Это… Это сказал он? Нет, Птица тоже там много чего говорил, получается, но вот конкретно это сказал человек, о котором я вообще и не знала?.. Или он тоже что-то ко мне чувствует? Сейчас голова точно взорвется.
— Я общалась с тобой в мессенджере, — медленно говорю, рассматривая его. На меня он взгляд больше не поднимает, но кивает. — Мы обсуждали выставку в Милане и еще много чего. Это же ты был? В начале, когда без тупых подкатов, ты?
— Да. Птица немного… резковат. Ему сложно адаптироваться.
— К чему?
— Ко всему окружающему. Он долго был в тени. Я видел его с детства, но так вышло, что потом перестал. Нашел друга в реальности, и… Не знаю. Все начало постепенно стихать. Некоторое время назад вернулось. Прости меня за это утро, пожалуйста. Я не хотел обижать тебя.
Я продолжаю наблюдать за ним, и вот сейчас, когда точно знаю все, вижу, насколько они разные. Значит…
— И Птица тоже не хочет делать тебе больно, Ася, клянусь. Он говорит правду. Я… Я дурак, Ася, я слишком поздно понял, как ты воспримешь мое поведение утром. Это моя вина. Прости. Поэтому мы и рассказали правду сейчас, чтобы больш я не мешал вам.
А потом они опять меняются. Так… странно. Все. Вообще все. Я смотрю в желтые глаза напротив. Сомневаться уже глупо, их действительно двое. Невозможно щелчком пальцев поменять цветные линзы в глазах. Да и все остальное.
— Мышка, поговори со мной, — произносит Птица, пересаживаясь на диван. — Кричи или ругайся, что угодно. Не молчи. Я должен знать, о чем ты сейчас думаешь.
— Ночью со мной был ты? — тихо спрашиваю, глянув на него.
— Да. Только я.
— И ты?..
Я замолкаю, потому что то, что хочу сказать, будет звучать слишком жалко. И ты правда относишься ко мне искренне?

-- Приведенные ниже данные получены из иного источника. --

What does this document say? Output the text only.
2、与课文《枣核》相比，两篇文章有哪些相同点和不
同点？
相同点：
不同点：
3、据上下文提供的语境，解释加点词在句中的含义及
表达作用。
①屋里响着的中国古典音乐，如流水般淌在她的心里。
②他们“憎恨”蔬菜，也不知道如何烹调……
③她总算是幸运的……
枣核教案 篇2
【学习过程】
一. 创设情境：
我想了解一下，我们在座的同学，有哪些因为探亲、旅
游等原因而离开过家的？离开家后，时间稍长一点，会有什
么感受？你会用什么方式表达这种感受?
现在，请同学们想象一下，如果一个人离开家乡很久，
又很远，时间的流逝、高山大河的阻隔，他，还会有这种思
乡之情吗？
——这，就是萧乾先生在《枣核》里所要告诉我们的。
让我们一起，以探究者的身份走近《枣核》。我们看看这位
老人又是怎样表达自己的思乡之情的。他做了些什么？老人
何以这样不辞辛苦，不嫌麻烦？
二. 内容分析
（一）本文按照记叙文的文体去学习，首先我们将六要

— А как… Как Сережа реагирует на твое желание быть со мной? — уточняю я.
— Он не против, если ты об этом.
А сам-то он что?.. Нет, не сейчас. Мне и так хватает информации, лет на сто вперед. Птица двигается ближе, берет меня за руку.

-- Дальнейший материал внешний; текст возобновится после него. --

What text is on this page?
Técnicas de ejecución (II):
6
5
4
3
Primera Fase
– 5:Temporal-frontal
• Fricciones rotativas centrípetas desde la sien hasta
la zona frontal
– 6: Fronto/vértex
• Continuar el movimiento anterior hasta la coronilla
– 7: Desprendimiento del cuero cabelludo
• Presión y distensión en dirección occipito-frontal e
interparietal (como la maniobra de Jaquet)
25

— Я хочу, чтобы ты была моей, мышка, — твердо и четко говорит он, гипнотизируя меня своим невозможно красивыми желтыми глазами. — И сейчас я хочу этого еще больше.
— Зачем? — тихо спрашиваю я. — Зачем тебе все это нужно?
— Мне нужна ты, — просто отвечает Птица.
А как все это будет выглядеть? С раздвоением личности-то? Я пока слабо себе это представляю, но…
— Хорошо, — шепотом отвечаю, а потом тянусь к нему, буквально падаю в объятия.
И сейчас они именно такие, каких я хотела утром, сильные, уверенные, потому что он тоже этого ждал, тоже хотел. Я закрываю глаза, погружаюсь в это чувство и позволяю ему осесть в моей душе, дать ростки веры в то, что все на самом деле, он не играет и не вышвырнет меня из своей жизни просто из-за того, что будет сложно. Не причинит боль. Мне так хочется попросить его не причинять боль. Птица укладывает нас на диван и продолжает меня обнимать, будто заслоняет от всего, что гложет. Пусть. Я попробую.